- two shards, each standalone mongod
- shard key is _id (not hashed), using standard default ObjectIDs.
- WT cache size 10 GB
- single ttl collection set to expire documents after 10 minutes
- 4 threads inserting 1 kB documents into the ttl collection
After about 25 minutes of run time (about 15 minutes after ttl deletions started) one of the shards became completely stuck. Stack traces captured after it became stuck are attached:
- TTLMonitor, splitVector, serverStatus are all stuck waiting for full cache:
- TTLMonitor is stuck in __wt_page_in_func while traversing the collection
- serverStatus and splitVector are both stuck in WT somewhere within mongo::WiredTigerRecoveryUnit::_txnOpen - why would a transaction open be stuck waiting for a full cache?
- no sign of any eviction activity (or of the eviction worker threads, but maybe they're hidden in the "??" call sites?).
Here's an overview of the run for the shard that became stuck:
- inserts are fast but unbalanced because only one shard at a time is active in this particular test (due to simple shard key).
- insert rate drops very dramatically when ttl deletions begin at A. This performance hit seems suprisingly large.
- ttl deletion passes run A-B, C-D, E-F, G-. Each begins with a bump in "ttl passes" and end with a bump in "ttl deletedDocuments"
- WT range of IDs pinned correlates well with the deletion passes. However I don't believe there are intentional long-running transactions, but rather I suspect one or more deletions just run very slowly.

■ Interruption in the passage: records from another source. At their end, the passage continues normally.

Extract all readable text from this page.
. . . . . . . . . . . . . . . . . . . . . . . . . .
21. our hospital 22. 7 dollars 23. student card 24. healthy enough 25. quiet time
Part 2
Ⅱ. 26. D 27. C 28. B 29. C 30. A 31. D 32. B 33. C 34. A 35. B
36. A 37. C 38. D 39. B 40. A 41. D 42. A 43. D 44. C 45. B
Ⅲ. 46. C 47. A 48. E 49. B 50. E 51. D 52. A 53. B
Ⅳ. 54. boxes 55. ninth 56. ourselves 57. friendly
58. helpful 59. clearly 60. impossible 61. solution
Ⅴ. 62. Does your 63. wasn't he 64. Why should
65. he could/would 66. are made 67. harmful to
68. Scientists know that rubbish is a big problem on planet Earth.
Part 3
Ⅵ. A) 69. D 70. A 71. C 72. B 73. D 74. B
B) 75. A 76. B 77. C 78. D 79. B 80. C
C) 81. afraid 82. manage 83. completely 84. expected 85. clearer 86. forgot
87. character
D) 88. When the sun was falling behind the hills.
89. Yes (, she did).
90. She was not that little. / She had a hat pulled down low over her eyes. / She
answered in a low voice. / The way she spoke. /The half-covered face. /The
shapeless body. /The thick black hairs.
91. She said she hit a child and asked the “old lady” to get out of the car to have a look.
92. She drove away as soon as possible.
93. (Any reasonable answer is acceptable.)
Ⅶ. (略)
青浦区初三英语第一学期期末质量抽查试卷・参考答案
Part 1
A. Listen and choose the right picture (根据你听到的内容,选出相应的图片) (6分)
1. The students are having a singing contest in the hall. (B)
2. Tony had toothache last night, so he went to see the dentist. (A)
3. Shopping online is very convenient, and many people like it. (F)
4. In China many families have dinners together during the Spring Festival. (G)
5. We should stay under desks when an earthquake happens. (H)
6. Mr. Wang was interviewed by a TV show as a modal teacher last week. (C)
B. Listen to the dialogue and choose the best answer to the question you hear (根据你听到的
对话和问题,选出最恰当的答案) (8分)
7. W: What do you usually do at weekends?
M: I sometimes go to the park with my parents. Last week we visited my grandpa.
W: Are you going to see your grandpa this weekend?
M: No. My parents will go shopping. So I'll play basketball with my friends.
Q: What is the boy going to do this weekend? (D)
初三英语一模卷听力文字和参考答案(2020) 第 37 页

- it appears that at H the cache becomes full and everything gets stuck, presumably because there are no evictions happening as per the stack traces above which were captured after H.
- interestingly though evictions appear to have been happening as normal right up to H - so why would they stop?
- there is no data after H because serverStatus has become stuck as well.
- the only clear connection to any sharding-related activity that I can find is the stuck splitVector call; however it has been running frequently and seems to be stuck in the same way serverStatus is, so it seems unlikely it is a culprit.